VIMA: General Robot Manipulation with Multimodal Prompts (2210.03094v2)

Abstract: Prompt-based learning has emerged as a successful paradigm in natural language processing, where a single general-purpose LLM can be instructed to perform any task specified by input prompts. Yet task specification in robotics comes in various forms, such as imitating one-shot demonstrations, following language instructions, and reaching visual goals. They are often considered different tasks and tackled by specialized models. We show that a wide spectrum of robot manipulation tasks can be expressed with multimodal prompts, interleaving textual and visual tokens. Accordingly, we develop a new simulation benchmark that consists of thousands of procedurally-generated tabletop tasks with multimodal prompts, 600K+ expert trajectories for imitation learning, and a four-level evaluation protocol for systematic generalization. We design a transformer-based robot agent, VIMA, that processes these prompts and outputs motor actions autoregressively. VIMA features a recipe that achieves strong model scalability and data efficiency. It outperforms alternative designs in the hardest zero-shot generalization setting by up to $2.9\times$ task success rate given the same training data. With $10\times$ less training data, VIMA still performs $2.7\times$ better than the best competing variant. Code and video demos are available at https://vimalabs.github.io/

• The paper introduces a novel framework that unifies diverse robotic manipulation tasks with interleaved textual and visual inputs.
• The VIMA-Bench benchmark and transformer architecture deliver up to 2.9 times higher task success in challenging zero-shot settings.
• The research demonstrates efficient imitation learning and data scalability, paving the way for more adaptable, generalist robotic systems.

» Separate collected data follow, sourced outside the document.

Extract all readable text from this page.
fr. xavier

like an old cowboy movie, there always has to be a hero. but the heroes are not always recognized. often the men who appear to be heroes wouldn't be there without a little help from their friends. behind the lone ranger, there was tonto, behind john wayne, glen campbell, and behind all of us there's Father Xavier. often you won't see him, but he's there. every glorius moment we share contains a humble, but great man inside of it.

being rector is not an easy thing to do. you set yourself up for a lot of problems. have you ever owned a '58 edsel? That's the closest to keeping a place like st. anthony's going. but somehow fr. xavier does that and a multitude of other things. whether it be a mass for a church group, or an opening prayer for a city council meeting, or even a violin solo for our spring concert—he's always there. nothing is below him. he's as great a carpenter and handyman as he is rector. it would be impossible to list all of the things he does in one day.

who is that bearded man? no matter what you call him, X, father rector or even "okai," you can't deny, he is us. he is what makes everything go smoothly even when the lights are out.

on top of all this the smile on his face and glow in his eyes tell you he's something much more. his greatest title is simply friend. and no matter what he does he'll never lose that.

An Overview of VIMA: General Robot Manipulation with Multimodal Prompts

The paper "VIMA: General Robot Manipulation with Multimodal Prompts" proposes a novel framework for enhancing robotic manipulation by leveraging multimodal prompts. The research introduces VIMA, a transformer-based robotic agent designed to process and understand interleaved textual and visual inputs to execute a wide range of manipulation tasks. This approach aims to unify task specification for robotics under a single prompt-driven model akin to recent advancements in NLP, available through LLMs.

Key Contributions

1. Multimodal Prompting Formulation: The authors propose a novel representation where various robot manipulation tasks can be encapsulated using sequences that include both text and images. This allows the conversion of tasks into a unified sequence modeling problem, facilitating a smoother integration of complex, diverse task specifications into a single coherent framework.
2. VIMA-Bench Simulation Benchmark: A new benchmark, VIMA-Bench, is introduced to evaluate the capabilities of robotic agents using multimodal prompts. Built on the Ravens simulator, it supports a variety of tasks with multimodal prompt templates and includes a comprehensive dataset of expert trajectories for imitation learning.
3. Transformer-Based Robot Agent (VIMA): The paper presents VIMA, a robot agent that employs a scalable transformer architecture for multi-task learning. The model is trained using imitation learning from a large dataset of multimodal tasks and auto-regressively generates motor actions based on prompt and interaction history.

Numerical Results and Claims

VIMA demonstrates substantial success in zero-shot generalization. The experimental results indicate that VIMA achieves a task success rate of up to 2.9 times higher than alternative architectures in the most challenging generalization settings, using the same volume of training data. Moreover, even with a tenth of the training data, VIMA performs 2.7 times better compared to the best competing models. This highlights the efficiency and scalability of the proposed architecture over traditional end-to-end learning from raw inputs.

Evaluation Protocol

The benchmark employs a four-level evaluation protocol to systematically assess zero-shot generalization capabilities, ranging from randomized object placements to novel tasks with unseen prompts. This rigorous evaluation ensures a well-rounded assessment of the agent's ability to generalize learning beyond its training distribution.

Implications and Future Directions

The proposed formulation of task specification through multimodal prompts has significant theoretical and practical implications. By merging language understanding with visual perception in a unified model, the research enhances the flexibility and adaptability of robotic systems in handling varied tasks without specialized models. This approach could pave the way for more robust generalist robots capable of performing a wide spectrum of tasks with minimal retraining.

Looking ahead, further research could explore integration with more realistic simulation environments and expansion to include additional action primitives. The potential application of VIMA in real-world scenarios, supported by robust and adaptable object detectors, could significantly advance the field of robotic manipulation.

In summary, the paper offers a compelling method for simplifying and unifying task specifications in robotics through multimodal prompts, demonstrating promising results in model scalability and data efficiency. This research forms a solid foundation for future exploration in developing versatile and generalizable robotic systems.